The federal debt is the running total of the accumulated deficits.

Following the money

Now let’s take a closer look at each president’s impact on the federal deficit.

To check the numbers in Cole’s tweet, we went to the Federal Reserve Bank of St. Louis, which has an interactive database for these kinds of figures. Here’s what we found for each claim:

“(President Ronald) Reagan took the deficit from 70 billion to 175 billion.” This is more or less accurate. The federal deficit went from about $78.9 billion at the beginning of Reagan’s presidency to $152.6 billion at the end of it. At points between 1983 and 1986, the deficit was actually more than $175 billion.

“(George H.W.) Bush 41 took it to 300 billion.” Close, but not exactly. The number was around $255 billion at the end of Bush’s term. The deficit spiked at around $290.3 billion the year before he left office.

“(Bill) Clinton got it to zero.” This is true. During his presidency, Clinton managed to zero out the deficit and end his term with a $128.2 billion surplus.

“(George W.) Bush 43 took it from 0 to 1.2 trillion.” This is in the ballpark. Ignoring the fact that he actually started his presidency with a surplus, Bush left office in 2009 with a federal deficit of roughly $1.41 trillion.

“(Barack) Obama halved it to 600 billion.” This is essentially accurate. Obama left the presidency with a deficit of approximately $584.6 billion, which is more than halving $1.41 trillion. The deficit was even lower in 2015 at around $441.9 billion.

We had to look for more recent data to back up Cole’s allegation that “Trump’s got it back to a trillion.”

Featured Fact-check

A Treasury Department statement from June put the federal deficit at about $747.1 billion so far this fiscal year. But the agency also reported that Washington is on track to post a $1.1 trillion deficit by the end of September, which backs up Cole’s claim.

After we published this story, some readers asked us to look at the annual deficit in terms of constant dollars, which adjust for inflation. Data since 1940 show that the deficit was highest in 2009, 2010 and 2011 — the height of the Great Recession and the aftermath of the 2009 stimulus package.

Presidential power

How much power do presidents have to change the deficit anyway?

The president does affect the budget by negotiating and signing appropriations bills. But there’s a lot more to it.

First, the country’s economic situation has a big impact on the federal deficit. The Great Recession affected the deficit near the end of George W. Bush’s administration and the beginning of Obama’s, said Stephen Ellis, executive vice president of the nonprofit Taxpayers for Common Sense. There was more spending on safety net programs like food stamps and Medicaid and less income from taxes.

Second, new presidents take office in January and, for the most part, inherit the budget from the previous administration for the remainder of the fiscal year — not to mention legislation passed in years prior. “Even the ‘dream budget’ that the president proposes is tied by all sorts of historical obligations and economic conditions,” Tara Sinclair, an associate professor of economics and international affairs at George Washington University, told PolitiFact.

None of that is to say that the president doesn’t have any effect on the deficit, Ellis said.
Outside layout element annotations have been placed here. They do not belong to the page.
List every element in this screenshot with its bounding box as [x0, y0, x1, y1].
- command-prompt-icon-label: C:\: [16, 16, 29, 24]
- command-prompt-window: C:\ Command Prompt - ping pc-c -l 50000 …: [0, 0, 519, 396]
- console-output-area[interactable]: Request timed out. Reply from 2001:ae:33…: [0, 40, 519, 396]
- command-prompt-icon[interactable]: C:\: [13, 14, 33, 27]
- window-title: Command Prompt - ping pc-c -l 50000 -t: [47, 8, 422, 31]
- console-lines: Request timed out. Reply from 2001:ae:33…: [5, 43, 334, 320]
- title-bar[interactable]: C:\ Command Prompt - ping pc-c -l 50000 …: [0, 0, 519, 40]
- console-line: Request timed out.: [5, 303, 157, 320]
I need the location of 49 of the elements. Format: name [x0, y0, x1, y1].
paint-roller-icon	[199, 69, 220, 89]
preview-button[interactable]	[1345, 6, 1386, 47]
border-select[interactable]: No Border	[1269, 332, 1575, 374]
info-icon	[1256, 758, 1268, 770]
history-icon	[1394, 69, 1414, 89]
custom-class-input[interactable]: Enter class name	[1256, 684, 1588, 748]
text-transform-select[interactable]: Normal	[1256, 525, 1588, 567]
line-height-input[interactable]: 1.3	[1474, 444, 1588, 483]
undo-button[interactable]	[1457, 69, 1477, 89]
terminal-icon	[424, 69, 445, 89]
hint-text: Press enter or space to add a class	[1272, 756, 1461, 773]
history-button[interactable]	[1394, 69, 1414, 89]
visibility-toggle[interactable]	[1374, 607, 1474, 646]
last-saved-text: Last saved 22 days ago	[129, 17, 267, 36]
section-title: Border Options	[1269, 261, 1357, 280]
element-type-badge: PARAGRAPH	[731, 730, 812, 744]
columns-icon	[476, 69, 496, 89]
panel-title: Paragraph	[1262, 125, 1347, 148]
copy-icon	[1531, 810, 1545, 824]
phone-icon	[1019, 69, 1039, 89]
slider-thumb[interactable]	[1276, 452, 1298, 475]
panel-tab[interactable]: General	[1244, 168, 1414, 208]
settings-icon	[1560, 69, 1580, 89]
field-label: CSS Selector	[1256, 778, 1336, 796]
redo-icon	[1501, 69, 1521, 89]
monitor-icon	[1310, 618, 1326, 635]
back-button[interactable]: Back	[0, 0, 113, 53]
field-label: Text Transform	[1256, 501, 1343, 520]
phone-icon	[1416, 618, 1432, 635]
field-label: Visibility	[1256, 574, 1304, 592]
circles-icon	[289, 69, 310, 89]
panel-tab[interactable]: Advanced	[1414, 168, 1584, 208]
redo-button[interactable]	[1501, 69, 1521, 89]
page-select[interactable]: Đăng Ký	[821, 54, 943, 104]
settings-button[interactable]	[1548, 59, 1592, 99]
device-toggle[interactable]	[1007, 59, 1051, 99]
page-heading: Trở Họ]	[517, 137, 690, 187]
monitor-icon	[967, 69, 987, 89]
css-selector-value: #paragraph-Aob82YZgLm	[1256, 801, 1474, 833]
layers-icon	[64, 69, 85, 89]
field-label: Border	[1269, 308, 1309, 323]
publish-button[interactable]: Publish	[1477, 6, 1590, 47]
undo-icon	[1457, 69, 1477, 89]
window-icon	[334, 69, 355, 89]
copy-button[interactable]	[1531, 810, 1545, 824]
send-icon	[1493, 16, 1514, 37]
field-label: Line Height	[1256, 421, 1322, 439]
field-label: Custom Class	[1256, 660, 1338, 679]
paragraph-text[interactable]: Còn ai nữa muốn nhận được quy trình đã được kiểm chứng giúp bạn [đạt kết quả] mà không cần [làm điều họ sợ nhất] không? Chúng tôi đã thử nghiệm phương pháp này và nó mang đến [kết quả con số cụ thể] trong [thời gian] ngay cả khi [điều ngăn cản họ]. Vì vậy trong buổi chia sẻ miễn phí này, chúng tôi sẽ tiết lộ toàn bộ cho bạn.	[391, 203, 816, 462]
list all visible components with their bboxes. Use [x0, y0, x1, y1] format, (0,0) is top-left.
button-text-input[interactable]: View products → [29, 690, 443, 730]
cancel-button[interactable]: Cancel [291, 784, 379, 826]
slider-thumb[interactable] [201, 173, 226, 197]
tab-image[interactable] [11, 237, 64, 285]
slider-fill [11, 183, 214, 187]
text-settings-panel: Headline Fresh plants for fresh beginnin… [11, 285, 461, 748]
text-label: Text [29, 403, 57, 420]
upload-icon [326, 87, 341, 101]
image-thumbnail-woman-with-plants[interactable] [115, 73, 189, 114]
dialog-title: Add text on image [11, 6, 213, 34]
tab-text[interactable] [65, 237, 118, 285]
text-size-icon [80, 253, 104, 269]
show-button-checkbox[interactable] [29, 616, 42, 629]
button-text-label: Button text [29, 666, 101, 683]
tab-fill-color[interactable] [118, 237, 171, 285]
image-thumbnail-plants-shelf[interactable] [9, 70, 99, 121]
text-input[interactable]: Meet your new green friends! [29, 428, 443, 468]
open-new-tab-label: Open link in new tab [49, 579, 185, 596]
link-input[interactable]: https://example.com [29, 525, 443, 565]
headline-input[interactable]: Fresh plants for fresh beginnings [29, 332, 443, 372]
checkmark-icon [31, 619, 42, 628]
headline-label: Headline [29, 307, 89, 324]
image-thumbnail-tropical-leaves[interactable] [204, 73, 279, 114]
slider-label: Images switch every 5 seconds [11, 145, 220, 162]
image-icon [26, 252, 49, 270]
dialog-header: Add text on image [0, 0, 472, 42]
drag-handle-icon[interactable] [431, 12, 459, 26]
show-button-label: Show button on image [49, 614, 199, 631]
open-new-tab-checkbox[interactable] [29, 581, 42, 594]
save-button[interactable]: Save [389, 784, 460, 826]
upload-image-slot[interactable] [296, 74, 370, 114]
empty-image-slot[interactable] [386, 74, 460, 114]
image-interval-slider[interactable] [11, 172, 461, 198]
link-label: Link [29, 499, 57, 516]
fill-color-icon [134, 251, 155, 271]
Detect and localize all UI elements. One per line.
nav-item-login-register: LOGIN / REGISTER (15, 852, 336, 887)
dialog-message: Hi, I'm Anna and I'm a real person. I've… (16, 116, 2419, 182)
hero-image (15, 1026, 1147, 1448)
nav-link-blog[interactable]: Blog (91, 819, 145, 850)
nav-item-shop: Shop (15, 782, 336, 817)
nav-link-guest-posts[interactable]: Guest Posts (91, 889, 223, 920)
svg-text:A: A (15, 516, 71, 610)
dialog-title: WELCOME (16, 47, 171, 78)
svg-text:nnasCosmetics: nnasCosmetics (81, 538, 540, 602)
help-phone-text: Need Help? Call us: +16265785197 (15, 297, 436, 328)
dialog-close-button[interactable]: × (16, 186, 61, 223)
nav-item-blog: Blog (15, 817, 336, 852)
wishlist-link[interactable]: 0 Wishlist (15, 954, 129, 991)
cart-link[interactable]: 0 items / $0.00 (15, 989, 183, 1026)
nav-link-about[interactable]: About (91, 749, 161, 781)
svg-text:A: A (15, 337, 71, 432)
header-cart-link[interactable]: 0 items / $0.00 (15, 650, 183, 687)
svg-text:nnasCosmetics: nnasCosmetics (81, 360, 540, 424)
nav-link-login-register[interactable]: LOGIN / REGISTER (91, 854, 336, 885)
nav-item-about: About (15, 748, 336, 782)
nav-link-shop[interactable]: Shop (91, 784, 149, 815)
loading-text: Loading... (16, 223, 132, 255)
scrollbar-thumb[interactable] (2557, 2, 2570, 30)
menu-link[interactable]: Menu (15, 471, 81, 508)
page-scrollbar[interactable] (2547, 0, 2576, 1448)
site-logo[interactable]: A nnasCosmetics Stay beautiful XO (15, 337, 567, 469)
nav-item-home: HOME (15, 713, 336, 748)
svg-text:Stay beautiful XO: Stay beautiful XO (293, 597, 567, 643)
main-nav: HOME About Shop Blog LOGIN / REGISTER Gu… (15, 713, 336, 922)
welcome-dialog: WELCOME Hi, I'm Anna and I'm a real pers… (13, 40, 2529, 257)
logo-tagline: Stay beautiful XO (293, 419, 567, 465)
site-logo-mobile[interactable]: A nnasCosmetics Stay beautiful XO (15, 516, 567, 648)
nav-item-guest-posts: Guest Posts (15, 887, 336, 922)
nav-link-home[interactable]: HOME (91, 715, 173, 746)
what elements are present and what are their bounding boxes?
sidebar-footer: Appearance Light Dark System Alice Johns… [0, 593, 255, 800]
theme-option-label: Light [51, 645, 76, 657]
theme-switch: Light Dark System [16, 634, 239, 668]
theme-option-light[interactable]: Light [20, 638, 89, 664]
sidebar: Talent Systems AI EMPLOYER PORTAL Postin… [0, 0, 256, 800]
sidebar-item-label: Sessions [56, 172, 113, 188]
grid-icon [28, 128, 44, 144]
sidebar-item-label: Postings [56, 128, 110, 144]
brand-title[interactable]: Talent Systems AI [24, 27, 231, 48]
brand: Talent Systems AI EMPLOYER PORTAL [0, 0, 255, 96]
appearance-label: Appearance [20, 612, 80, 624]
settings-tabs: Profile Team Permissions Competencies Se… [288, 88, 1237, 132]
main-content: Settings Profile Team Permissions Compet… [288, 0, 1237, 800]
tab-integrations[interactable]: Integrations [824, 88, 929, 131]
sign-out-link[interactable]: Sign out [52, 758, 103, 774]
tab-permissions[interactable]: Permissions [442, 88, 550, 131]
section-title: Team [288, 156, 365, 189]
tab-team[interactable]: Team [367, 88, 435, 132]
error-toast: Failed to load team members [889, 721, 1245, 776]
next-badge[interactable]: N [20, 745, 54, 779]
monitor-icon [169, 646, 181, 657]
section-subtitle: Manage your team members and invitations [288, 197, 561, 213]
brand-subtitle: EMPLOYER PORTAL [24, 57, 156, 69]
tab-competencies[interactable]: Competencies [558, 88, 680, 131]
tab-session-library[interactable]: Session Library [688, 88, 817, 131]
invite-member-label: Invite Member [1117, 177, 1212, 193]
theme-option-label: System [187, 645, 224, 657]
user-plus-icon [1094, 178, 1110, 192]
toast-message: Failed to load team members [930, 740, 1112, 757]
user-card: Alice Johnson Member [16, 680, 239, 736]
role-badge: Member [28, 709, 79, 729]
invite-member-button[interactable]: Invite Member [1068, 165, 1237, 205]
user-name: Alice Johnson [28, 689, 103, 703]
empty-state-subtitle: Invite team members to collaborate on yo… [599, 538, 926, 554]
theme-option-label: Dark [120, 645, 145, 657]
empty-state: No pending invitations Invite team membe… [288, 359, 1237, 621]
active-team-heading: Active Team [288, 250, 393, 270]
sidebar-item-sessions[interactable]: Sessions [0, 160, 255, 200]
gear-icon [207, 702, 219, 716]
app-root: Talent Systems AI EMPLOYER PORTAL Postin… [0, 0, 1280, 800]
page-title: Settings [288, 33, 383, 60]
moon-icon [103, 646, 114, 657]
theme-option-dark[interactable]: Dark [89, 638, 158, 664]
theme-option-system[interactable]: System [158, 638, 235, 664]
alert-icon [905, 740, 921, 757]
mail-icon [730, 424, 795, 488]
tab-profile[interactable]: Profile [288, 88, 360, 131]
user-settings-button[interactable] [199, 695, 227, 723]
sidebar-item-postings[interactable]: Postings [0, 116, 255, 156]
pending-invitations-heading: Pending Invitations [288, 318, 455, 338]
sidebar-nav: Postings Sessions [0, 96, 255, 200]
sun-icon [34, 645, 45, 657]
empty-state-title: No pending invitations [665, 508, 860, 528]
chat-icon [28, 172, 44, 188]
He used Reagan’s tax cuts and Obama’s stimulus package as examples of how the president can affect deficit spending.

The combination of spending hikes and tax cuts amplifies deficits. Trump oversaw both. While the rise in spending was bi-partisan, the tax cuts were a Republican effort that Trump championed. In the time since Trump signed his landmark Tax Cuts and Jobs Act in December 2017, the deficit has increased by more than $100 billion. A Congressional Budget Office report from April 2018 found that the law could add almost $1.9 trillion to the deficit over 10 years.

But Cole’s tweet still lacks some nuance.

Our ruling

A viral tweet made several claims about how the deficit has grown under Republican presidents and shrunk under Democrats.

On the whole, the numbers presented for each president are basically accurate. However, it’s worth clarifying that presidents alone are not responsible for the rise and fall of the federal deficit.

The tweet is accurate but needs additional information. We rate it Mostly True.